Netanyahu presumably understands that there is virtually no likelihood of a renewed peace process with the Palestinians in the months between now and September. Not only does the Israeli prime minister not offer enough to the Palestinians. The same President Mahmoud Abbas who turned down Prime Minister Ehud Olmert’s far-reaching offer in September 2008 and essentially refused until now to negotiate with Netanyahu is not about to back off from his encounter with the United Nations in the fall. Hence, even though Netanyahu ostensibly presented a coherent opening negotiating position and invited the Palestinian leadership to respond to his "generosity"–an invitation to negotiate that, in striking contrast, was not forthcoming from US President Barack Obama in his speeches of the past ten days–serious talks were not Netanyahu’s purpose.
Rather, Netanyahu sought primarily to recruit the support of American and Israeli public opinion. Judging by the unusual if not ludicrous reception Congress gave him and the findings of the latest Israeli opinion polls, he succeeded. He even managed in Congress to tone down his antagonism toward Obama, on the correct assumption that no one in Israel or America likes to see the kind of threat to the special relationship that Netanyahu displayed so arrogantly in his latest Oval Office appearance with the American president.
For whatever it’s worth given the barren negotiations arena, Netanyahu has indeed moved closer to the Israeli consensus on a number of issues: a viable Palestinian state, giving up "parts of the ancestral Jewish homeland", "some settlements will end up beyond Israel’s borders" while attaching the settlement blocs to Israel, a mere "long-term military presence along the Jordan River", a demilitarized Palestinian state, and rejection of Hamas as part of a Palestinian government represented by Palestinian negotiators. But because so large a portion of Netanyahu’s ruling coalition is to the right of the Israeli consensus, he had to hedge his bets.
Hence, Jerusalem has to remain the united capital of Israel–a non-starter from the Palestinian standpoint.

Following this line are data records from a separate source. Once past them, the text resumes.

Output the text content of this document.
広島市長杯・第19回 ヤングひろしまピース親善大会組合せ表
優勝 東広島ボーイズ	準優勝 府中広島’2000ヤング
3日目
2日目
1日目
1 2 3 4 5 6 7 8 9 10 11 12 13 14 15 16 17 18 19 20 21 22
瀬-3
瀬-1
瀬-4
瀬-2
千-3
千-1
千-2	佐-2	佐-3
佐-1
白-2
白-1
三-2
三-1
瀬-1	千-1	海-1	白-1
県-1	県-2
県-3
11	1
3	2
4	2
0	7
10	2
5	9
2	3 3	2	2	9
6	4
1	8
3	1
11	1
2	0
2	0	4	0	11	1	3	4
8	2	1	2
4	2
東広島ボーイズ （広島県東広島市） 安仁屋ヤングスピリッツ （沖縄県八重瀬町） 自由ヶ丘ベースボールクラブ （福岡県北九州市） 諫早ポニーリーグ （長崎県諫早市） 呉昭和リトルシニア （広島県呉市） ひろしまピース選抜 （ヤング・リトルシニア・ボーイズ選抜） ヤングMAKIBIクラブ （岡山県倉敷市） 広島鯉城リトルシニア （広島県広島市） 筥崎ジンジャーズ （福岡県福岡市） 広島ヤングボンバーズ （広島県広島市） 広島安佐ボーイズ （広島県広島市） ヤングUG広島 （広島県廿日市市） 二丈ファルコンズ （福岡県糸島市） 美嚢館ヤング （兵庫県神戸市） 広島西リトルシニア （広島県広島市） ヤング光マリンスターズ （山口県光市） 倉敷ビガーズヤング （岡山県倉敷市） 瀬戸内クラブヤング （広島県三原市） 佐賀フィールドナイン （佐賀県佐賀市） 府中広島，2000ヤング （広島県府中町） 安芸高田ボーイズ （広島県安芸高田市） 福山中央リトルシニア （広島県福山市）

And hence the rather incredible demand, that seems to have been ignored in most analyses of Netanyahu’s speech in Congress, that Israel be allowed under any agreement to hold onto "other places of critical strategic and national importance".
If it weren’t so depressing, it could be entertaining to imagine how the Netanyahu government’s supporters play with this phrase in order to assuage their doubts regarding the prime minister’s apparent readiness to evacuate settlements in order to make room for a Palestinian state. Are the "Mayflower" settlements of Bet El and Ofra of national importance? Is the Machpelah cave in Hebron? Are one or two high hilltops in the West Bank of strategic importance because they can serve Israeli military reconnaissance objectives? This seemingly innocuous throwaway phrase must be to the settlers and their supporters what a pacifier is to a baby.
"Other places of critical strategic and national importance" tells us what we really need to know about Netanyahu’s two-state strategy. It’s about American and Israeli public support, not about a peace process. The Israeli prime minister apparently reasons that, armed with that support, he will weather the Palestinians’ UN initiative in September and even weather the growing isolation of Israel and the possible ensuing intifada, fueled by the flames of Arab revolution all around us and by Iran and its Islamist allies.
Given the non-existence of a peace process and the looming threats, it makes a lot more sense for both Netanyahu and Obama to leverage the Palestinian UN initiative into a "win-win" proposition for both Israelis and Palestinians. Netanyahu is gambling with Israel’s vital interests smugly, arrogantly–and recklessly.